Secara umum partai politik adalah suatu kelompok yang terorganisir yang anggotanya mempunyai orientasi, nilai-nilai dan cita-cita yang sama. Tujuan kelompok ini adalah untuk memperoleh kekuasaan politik dan kedudukan politik yang biasanya dengan cara konstitusional untuk melaksanakan kebijakan-kebijakan mereka[3].
Menurut Ichlasul Amal partai politik merupakan satu keharusan dalam kehidupan politik yang modern dan demokratis[4]. Partai politik secara ideal dimaksudkan untuk mengaktifkan dan memobilisasi rakyat, mewakili kepentingan tertentu, memberikan jalan kompromi bagi pendapat yang saling bersaing, serta menyediakan sarana suksesi kepemimpinan secara absah (legitimate) dan damai.
Partai Politik sebagai lembaga kontrol politik tentu saja mempunyai peranan yang sentris untuk menunjukkan kesalahan atau penyimpangan administrasi yang dilakukan oleh oknum yang ingin merusak tatanan demokrasi Indonesia.

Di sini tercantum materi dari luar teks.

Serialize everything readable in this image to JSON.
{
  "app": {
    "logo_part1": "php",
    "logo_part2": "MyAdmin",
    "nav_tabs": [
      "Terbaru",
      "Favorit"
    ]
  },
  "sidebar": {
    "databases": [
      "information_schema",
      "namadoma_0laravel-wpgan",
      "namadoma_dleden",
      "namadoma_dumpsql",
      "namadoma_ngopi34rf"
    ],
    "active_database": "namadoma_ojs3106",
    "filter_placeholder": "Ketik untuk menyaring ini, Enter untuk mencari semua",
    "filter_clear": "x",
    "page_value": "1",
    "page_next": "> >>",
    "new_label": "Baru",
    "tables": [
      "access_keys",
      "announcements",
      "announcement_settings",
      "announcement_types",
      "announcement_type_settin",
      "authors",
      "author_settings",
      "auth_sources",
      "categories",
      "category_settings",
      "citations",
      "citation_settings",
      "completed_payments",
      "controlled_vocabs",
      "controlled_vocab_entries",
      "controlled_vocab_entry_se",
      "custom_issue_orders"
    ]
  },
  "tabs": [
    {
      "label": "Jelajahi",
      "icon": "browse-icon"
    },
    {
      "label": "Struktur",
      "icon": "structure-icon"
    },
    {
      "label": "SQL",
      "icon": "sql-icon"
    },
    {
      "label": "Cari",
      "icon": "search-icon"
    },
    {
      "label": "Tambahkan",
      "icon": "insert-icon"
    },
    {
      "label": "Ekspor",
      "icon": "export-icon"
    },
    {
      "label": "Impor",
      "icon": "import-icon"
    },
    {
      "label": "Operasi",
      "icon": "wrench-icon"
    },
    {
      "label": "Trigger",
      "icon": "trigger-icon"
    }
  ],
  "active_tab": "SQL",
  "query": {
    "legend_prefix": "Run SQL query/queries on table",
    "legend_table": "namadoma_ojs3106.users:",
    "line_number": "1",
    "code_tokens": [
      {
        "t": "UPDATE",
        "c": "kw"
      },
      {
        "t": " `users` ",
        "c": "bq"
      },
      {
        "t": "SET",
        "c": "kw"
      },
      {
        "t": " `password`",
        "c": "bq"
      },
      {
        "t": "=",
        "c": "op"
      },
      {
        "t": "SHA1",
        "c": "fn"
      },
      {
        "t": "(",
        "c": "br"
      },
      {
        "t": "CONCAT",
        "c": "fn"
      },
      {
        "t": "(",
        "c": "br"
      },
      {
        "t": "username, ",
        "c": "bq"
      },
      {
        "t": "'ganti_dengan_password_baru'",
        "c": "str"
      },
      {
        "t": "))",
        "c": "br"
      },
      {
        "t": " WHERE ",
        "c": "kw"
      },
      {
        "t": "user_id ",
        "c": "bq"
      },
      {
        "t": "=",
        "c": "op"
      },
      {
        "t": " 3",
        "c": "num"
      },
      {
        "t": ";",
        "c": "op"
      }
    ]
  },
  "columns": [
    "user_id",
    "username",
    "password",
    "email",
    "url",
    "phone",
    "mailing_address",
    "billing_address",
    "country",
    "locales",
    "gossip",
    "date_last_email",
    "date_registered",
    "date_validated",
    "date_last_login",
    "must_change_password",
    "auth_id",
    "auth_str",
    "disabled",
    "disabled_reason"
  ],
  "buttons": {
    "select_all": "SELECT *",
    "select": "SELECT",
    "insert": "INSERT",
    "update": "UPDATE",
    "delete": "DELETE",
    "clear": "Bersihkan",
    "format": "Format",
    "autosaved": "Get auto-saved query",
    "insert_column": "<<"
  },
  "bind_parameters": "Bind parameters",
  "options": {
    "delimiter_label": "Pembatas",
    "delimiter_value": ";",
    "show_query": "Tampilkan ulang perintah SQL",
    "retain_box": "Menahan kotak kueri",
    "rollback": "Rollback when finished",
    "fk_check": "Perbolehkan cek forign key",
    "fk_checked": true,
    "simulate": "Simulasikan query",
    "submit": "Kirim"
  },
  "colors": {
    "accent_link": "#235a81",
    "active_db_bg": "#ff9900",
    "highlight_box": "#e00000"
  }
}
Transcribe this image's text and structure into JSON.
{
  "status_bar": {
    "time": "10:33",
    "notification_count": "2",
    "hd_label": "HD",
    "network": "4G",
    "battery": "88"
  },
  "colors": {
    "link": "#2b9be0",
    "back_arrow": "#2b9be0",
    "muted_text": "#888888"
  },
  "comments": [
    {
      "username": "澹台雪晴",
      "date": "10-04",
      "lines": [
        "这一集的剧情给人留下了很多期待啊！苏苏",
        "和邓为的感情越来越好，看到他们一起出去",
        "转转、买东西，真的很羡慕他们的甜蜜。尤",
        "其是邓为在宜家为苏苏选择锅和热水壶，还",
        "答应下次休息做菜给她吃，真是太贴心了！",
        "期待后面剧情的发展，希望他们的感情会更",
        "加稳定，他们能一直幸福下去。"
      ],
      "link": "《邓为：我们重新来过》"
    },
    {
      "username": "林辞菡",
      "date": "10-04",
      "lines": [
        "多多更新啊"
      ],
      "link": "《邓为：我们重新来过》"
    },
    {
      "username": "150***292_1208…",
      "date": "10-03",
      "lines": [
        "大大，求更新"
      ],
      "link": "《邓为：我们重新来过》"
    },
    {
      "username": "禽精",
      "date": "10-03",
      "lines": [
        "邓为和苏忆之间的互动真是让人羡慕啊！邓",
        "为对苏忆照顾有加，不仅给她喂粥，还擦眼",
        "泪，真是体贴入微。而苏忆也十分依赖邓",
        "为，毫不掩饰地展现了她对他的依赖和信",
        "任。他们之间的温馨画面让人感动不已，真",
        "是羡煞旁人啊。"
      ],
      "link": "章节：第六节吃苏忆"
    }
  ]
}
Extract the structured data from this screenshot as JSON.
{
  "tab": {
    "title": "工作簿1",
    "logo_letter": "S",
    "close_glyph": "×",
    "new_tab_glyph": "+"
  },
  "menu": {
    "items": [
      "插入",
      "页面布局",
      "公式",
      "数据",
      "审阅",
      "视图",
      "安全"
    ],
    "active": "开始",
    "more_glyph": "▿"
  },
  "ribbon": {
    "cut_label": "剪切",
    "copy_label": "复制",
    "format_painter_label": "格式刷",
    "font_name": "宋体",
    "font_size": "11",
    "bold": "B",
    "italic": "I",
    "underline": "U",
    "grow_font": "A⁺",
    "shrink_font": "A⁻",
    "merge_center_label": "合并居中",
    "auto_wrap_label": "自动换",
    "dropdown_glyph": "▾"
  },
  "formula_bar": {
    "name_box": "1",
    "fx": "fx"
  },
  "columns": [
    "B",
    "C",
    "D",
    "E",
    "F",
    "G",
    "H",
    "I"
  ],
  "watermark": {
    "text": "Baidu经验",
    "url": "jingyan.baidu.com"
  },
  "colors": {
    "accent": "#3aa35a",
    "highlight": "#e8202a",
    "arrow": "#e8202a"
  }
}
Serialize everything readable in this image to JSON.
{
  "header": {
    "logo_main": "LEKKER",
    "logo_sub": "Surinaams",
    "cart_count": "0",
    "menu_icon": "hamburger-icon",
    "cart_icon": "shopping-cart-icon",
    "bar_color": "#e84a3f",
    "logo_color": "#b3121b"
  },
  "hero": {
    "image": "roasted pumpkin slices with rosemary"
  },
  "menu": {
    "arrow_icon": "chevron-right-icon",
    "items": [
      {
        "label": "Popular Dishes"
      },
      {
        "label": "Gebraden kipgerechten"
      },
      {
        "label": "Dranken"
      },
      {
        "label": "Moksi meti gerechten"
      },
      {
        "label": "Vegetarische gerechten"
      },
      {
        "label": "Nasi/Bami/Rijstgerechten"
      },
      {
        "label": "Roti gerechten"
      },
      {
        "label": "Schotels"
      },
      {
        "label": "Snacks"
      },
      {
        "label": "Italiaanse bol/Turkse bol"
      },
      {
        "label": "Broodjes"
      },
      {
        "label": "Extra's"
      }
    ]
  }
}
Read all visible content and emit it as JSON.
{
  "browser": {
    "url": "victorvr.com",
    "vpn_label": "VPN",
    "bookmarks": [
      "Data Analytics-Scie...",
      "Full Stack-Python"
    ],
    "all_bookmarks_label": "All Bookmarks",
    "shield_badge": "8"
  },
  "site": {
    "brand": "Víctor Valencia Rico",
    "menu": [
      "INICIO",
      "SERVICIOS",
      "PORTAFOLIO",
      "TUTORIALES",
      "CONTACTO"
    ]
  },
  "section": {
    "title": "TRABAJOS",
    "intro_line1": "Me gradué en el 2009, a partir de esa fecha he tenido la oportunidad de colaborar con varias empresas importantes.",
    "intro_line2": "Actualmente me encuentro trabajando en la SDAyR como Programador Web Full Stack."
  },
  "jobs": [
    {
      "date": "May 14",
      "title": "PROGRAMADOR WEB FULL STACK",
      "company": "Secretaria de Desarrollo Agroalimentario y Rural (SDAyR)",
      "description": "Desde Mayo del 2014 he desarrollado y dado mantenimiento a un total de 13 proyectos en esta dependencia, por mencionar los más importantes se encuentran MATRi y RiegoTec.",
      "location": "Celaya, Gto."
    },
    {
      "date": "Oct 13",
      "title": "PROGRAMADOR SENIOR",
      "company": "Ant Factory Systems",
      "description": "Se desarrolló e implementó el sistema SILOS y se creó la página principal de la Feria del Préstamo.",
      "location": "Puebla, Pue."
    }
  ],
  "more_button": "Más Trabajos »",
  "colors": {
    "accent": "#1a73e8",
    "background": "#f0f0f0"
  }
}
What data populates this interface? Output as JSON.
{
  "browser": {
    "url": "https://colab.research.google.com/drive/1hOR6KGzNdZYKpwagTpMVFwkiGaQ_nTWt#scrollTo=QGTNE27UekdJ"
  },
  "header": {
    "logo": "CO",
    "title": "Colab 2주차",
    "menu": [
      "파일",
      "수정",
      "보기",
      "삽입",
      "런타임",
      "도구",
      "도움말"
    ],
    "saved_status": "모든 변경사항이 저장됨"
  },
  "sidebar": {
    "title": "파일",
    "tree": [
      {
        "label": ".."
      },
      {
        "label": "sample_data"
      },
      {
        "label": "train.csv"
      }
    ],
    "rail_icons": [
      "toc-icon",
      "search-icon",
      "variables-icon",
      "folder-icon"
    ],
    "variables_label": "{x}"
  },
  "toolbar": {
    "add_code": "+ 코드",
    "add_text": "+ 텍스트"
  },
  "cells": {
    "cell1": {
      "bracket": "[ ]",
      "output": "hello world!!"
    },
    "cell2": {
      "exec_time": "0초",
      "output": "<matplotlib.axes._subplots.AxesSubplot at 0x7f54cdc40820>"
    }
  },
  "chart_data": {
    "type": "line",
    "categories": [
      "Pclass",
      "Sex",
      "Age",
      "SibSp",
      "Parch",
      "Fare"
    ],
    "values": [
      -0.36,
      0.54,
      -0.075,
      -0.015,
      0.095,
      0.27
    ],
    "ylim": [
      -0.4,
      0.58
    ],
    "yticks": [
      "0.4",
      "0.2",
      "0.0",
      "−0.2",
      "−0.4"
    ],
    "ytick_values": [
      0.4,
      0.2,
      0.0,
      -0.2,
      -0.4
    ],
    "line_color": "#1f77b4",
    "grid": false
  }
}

Seperti yang dikemukakan oleh Leo Agustino bahwa salah satu fungsi partai politik adalah melakukan kontrol politik. Kontrol politik sangat dibutuhkan dalam negara demokratis, ia tidak saja sebagai sarana untuk menyediakan nuansa checks and balances yang aktual, tetapi juga kontrol politik berupa kegiatan dalam menunjukkan kesalahan, kelemahan, dan penyimpangan yang dilakukan oleh pemerintah yang berkuasa[5]. Entah dalam hal isi suatu kebijakan ataupun implementasi kebijakan yang dibuat dan dilaksanakan oleh pemerintah, tidak hanya itu tujuan dari kontrol politik yang dilakukan oleh partai politik adalah berusaha meluruskan pelaksanaan kebijakan yang menyimpang dan memperbaiki kekeliruan-kekeliruan yang tengah terjadi. Penyimpangan yang akut, kekeliruan yang mewabah, serta berbagai persoalan politik yang terjadi, sebenarnya dapat diselesaikan manakala kontrol politik menjadi instrumen penting dalam membangun kehidupan politik yang sehat.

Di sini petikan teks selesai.